An MH-60 Blackhawk helicopter at the front gate of Sikorsky Aircraft's Stratford plant (WTNH)

HARTFORD, Conn. (WTNH) — United Technologies announced early Monday morning that it will separate its Connecticut-based Sikorsky Aircraft business from the rest of the company.

In a statment released by UTC Monday, the company stated they will focus on high-technology systems and services to the aerospace and building industries. It says a decision on selling or spinning off Sikorsky will be made by the end of the third quarter.

United Technologies President and Chief Executive Officer Gregory Hayes made the official announcement early Monday:

“Our strategic review has confirmed that exiting the helicopter business is the best path forward for United Technologies.

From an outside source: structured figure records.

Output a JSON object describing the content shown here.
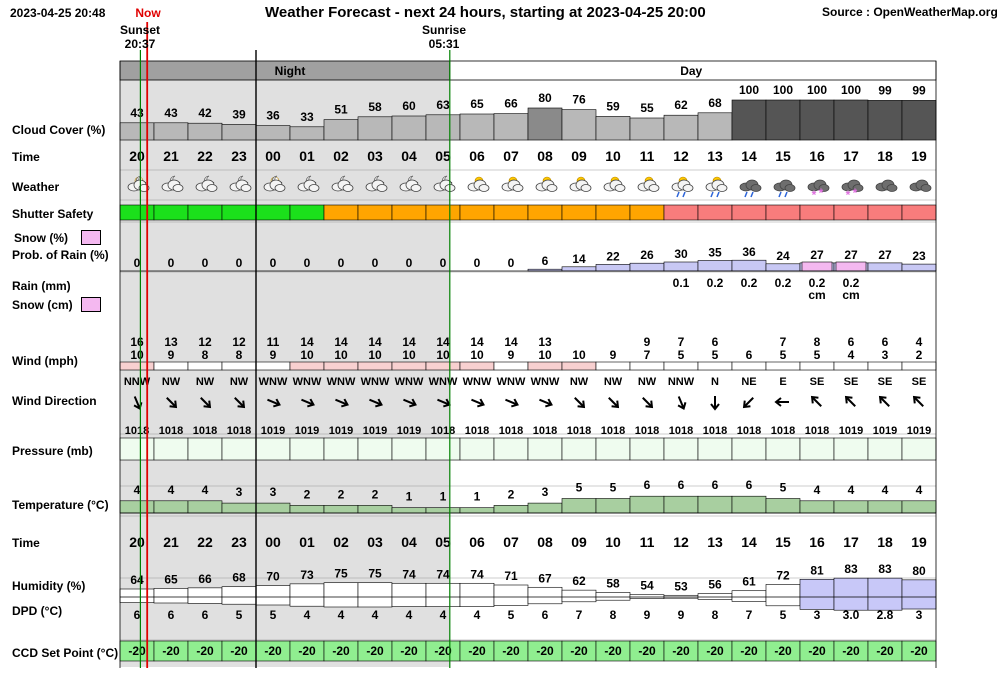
{
  "header": {
    "timestamp": "2023-04-25 20:48",
    "title": "Weather Forecast - next 24 hours, starting at 2023-04-25 20:00",
    "source": "Source : OpenWeatherMap.org",
    "now_label": "Now",
    "sunset_label": "Sunset",
    "sunset_time": "20:37",
    "sunrise_label": "Sunrise",
    "sunrise_time": "05:31"
  },
  "periods": {
    "night": "Night",
    "day": "Day"
  },
  "row_labels": {
    "cloud": "Cloud Cover (%)",
    "time": "Time",
    "weather": "Weather",
    "shutter": "Shutter Safety",
    "snow_pct": "Snow (%)",
    "rain_prob": "Prob. of Rain (%)",
    "rain_mm": "Rain (mm)",
    "snow_cm": "Snow (cm)",
    "wind": "Wind (mph)",
    "wind_dir": "Wind Direction",
    "pressure": "Pressure (mb)",
    "temperature": "Temperature (°C)",
    "time2": "Time",
    "humidity": "Humidity (%)",
    "dpd": "DPD (°C)",
    "ccd": "CCD Set Point (°C)"
  },
  "colors": {
    "shutter_safe": "#1be01b",
    "shutter_caution": "#ffa500",
    "shutter_unsafe": "#f87c7c",
    "night_bg": "#e0e0e0",
    "ccd_bg": "#90ee90",
    "now_line": "#e00000",
    "sun_line": "#008000",
    "snow_swatch": "#f4b8f0"
  },
  "chart_data": {
    "type": "table",
    "hours": [
      "20",
      "21",
      "22",
      "23",
      "00",
      "01",
      "02",
      "03",
      "04",
      "05",
      "06",
      "07",
      "08",
      "09",
      "10",
      "11",
      "12",
      "13",
      "14",
      "15",
      "16",
      "17",
      "18",
      "19"
    ],
    "cloud_cover": [
      43,
      43,
      42,
      39,
      36,
      33,
      51,
      58,
      60,
      63,
      65,
      66,
      80,
      76,
      59,
      55,
      62,
      68,
      100,
      100,
      100,
      100,
      99,
      99
    ],
    "weather_icons": [
      "partly-cloudy-night",
      "cloudy-night",
      "cloudy-night",
      "cloudy-night",
      "partly-cloudy-night",
      "cloudy-night",
      "cloudy-night",
      "cloudy-night",
      "cloudy-night",
      "cloudy-night",
      "partly-cloudy-day",
      "partly-cloudy-day",
      "partly-cloudy-day",
      "partly-cloudy-day",
      "partly-cloudy-day",
      "partly-cloudy-day",
      "rain-day",
      "rain-day",
      "rain",
      "rain",
      "snow",
      "snow",
      "cloudy",
      "cloudy"
    ],
    "shutter_safety": [
      "safe",
      "safe",
      "safe",
      "safe",
      "safe",
      "safe",
      "caution",
      "caution",
      "caution",
      "caution",
      "caution",
      "caution",
      "caution",
      "caution",
      "caution",
      "caution",
      "unsafe",
      "unsafe",
      "unsafe",
      "unsafe",
      "unsafe",
      "unsafe",
      "unsafe",
      "unsafe"
    ],
    "prob_of_rain": [
      0,
      0,
      0,
      0,
      0,
      0,
      0,
      0,
      0,
      0,
      0,
      0,
      6,
      14,
      22,
      26,
      30,
      35,
      36,
      24,
      27,
      27,
      27,
      23
    ],
    "prob_of_snow": [
      0,
      0,
      0,
      0,
      0,
      0,
      0,
      0,
      0,
      0,
      0,
      0,
      0,
      0,
      0,
      0,
      0,
      0,
      0,
      0,
      10,
      10,
      0,
      0
    ],
    "rain_mm": [
      null,
      null,
      null,
      null,
      null,
      null,
      null,
      null,
      null,
      null,
      null,
      null,
      null,
      null,
      null,
      null,
      "0.1",
      "0.2",
      "0.2",
      "0.2",
      "0.2",
      "0.2",
      null,
      null
    ],
    "snow_cm": [
      null,
      null,
      null,
      null,
      null,
      null,
      null,
      null,
      null,
      null,
      null,
      null,
      null,
      null,
      null,
      null,
      null,
      null,
      null,
      null,
      "cm",
      "cm",
      null,
      null
    ],
    "wind_gust": [
      16,
      13,
      12,
      12,
      11,
      14,
      14,
      14,
      14,
      14,
      14,
      14,
      13,
      null,
      null,
      9,
      7,
      6,
      null,
      7,
      8,
      6,
      6,
      4
    ],
    "wind_speed": [
      10,
      9,
      8,
      8,
      9,
      10,
      10,
      10,
      10,
      10,
      10,
      9,
      10,
      10,
      9,
      7,
      5,
      5,
      6,
      5,
      5,
      4,
      3,
      2
    ],
    "wind_direction": [
      "NNW",
      "NW",
      "NW",
      "NW",
      "WNW",
      "WNW",
      "WNW",
      "WNW",
      "WNW",
      "WNW",
      "WNW",
      "WNW",
      "WNW",
      "NW",
      "NW",
      "NW",
      "NNW",
      "N",
      "NE",
      "E",
      "SE",
      "SE",
      "SE",
      "SE"
    ],
    "pressure": [
      1018,
      1018,
      1018,
      1018,
      1019,
      1019,
      1019,
      1019,
      1019,
      1018,
      1018,
      1018,
      1018,
      1018,
      1018,
      1018,
      1018,
      1018,
      1018,
      1018,
      1018,
      1019,
      1019,
      1019
    ],
    "temperature": [
      4,
      4,
      4,
      3,
      3,
      2,
      2,
      2,
      1,
      1,
      1,
      2,
      3,
      5,
      5,
      6,
      6,
      6,
      6,
      5,
      4,
      4,
      4,
      4
    ],
    "humidity": [
      64,
      65,
      66,
      68,
      70,
      73,
      75,
      75,
      74,
      74,
      74,
      71,
      67,
      62,
      58,
      54,
      53,
      56,
      61,
      72,
      81,
      83,
      83,
      80
    ],
    "dpd": [
      "6",
      "6",
      "6",
      "5",
      "5",
      "4",
      "4",
      "4",
      "4",
      "4",
      "4",
      "5",
      "6",
      "7",
      "8",
      "9",
      "9",
      "8",
      "7",
      "5",
      "3",
      "3.0",
      "2.8",
      "3"
    ],
    "ccd_set_point": [
      -20,
      -20,
      -20,
      -20,
      -20,
      -20,
      -20,
      -20,
      -20,
      -20,
      -20,
      -20,
      -20,
      -20,
      -20,
      -20,
      -20,
      -20,
      -20,
      -20,
      -20,
      -20,
      -20,
      -20
    ]
  }
}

Sikorsky is the world’s premier helicopter company and through a series of strategic wins is well positioned for long-term growth.  However, separation of Sikorsky from the portfolio will allow both United Technologies and Sikorsky to better focus on their core businesses.  Over the coming weeks, we’ll determine whether a spinoff or direct sale is the best way to enhance Sikorsky’s long-term success and create the most value for customers and shareholders.”

 

“It’s very simple Sikorsky lately has had about a 2.9 percent profit margin and that’s insufficient for CEO Hayes,” said Quinnipiac Business Professor David Cadden. When News 8’s Stephanie Simoni asked him, ‘If you were an employee at Sikorsky right now would you be nervous?’ Cadden replied, “To some extent I would be nervous. They have about 15,000 people worldwide so it’s probably going to be acquired rather than a straight spin-off.”

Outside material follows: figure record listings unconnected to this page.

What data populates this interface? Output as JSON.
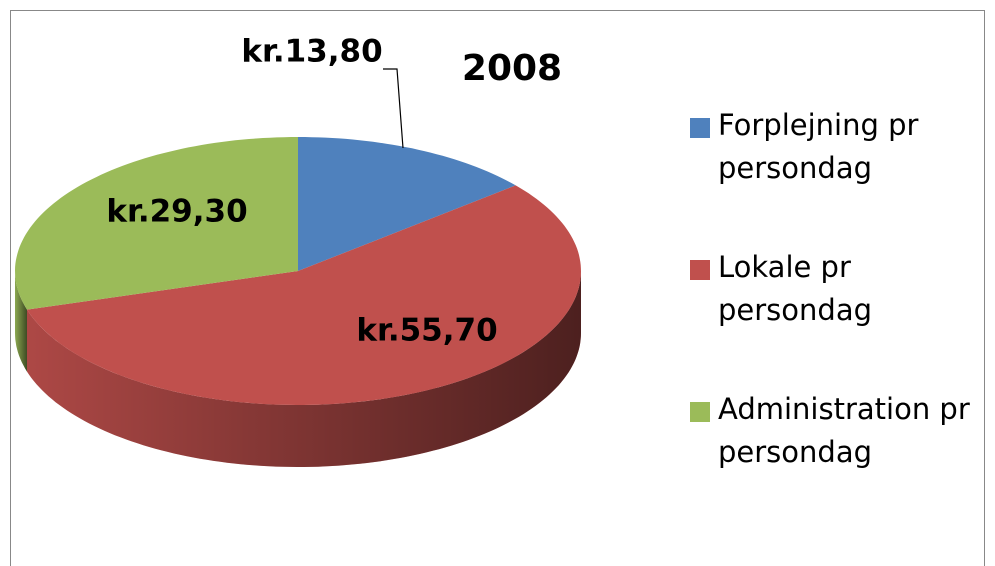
{
  "chart_data": {
    "type": "pie",
    "title": "2008",
    "categories": [
      "Forplejning pr persondag",
      "Lokale pr persondag",
      "Administration pr persondag"
    ],
    "values": [
      13.8,
      55.7,
      29.3
    ],
    "value_labels": [
      "kr.13,80",
      "kr.55,70",
      "kr.29,30"
    ],
    "colors": [
      "#4f81bd",
      "#c0504d",
      "#9bbb59"
    ],
    "legend": "right"
  }
}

If they do sell, Cadden says layoffs are likely.

“Whenever there’s an acquisition you always anticipate you’re gong to save money that you spent buying the company by cutting staff,” said Cadden. He said Boeing might be a contender to buy the company. “If I were a betting man which I’m not I’d say it would be with Boeing.”

Excluding Sikorsky, United Technologies expects 2015 earnings per share of $6.35 to $6.55 on sales of $58 to $59 billion. With Sikorsky, earnings per share are expected at $6.55 to $6.85, from $6.85 to $7.05.

United Technologies expects 10 cents to 20 cents per share of separation costs and a 10-cent per share decline in Sikorsky operations due to oil and gas market weakness.

Senator Richard Blumenthal (D-Conn.) issued the following statement regarding the anouncement:

“Regardless of corporate structure, Sikorsky’s skilled and dedicated workforce will continue to produce the world’s best helicopters– a critical national security asset. I will continue to strongly support military budgets that recognize the vital value of Sikorsky helicopters to our national defense, including robust funding in the authorization bill now before the Senate.  For both military and civilian uses, Sikorsky’s products are the gold standard– a fact unchanged by this planned shift in ownership,”

Later Monday morning, Stratford Mayor John Harkins echoed Senator Blumenthal’s comments.

“Since Igor Sikorsky first flew the helicopter here decades ago, Stratford has been home to the best helicopters in the world. Regardless of who owns Sikorsky Aircraft after the restructuring recently announced by UTC, the Town of Stratford is looking forward to continuing its strong working relationship with Sikorsky for many more decades to come.”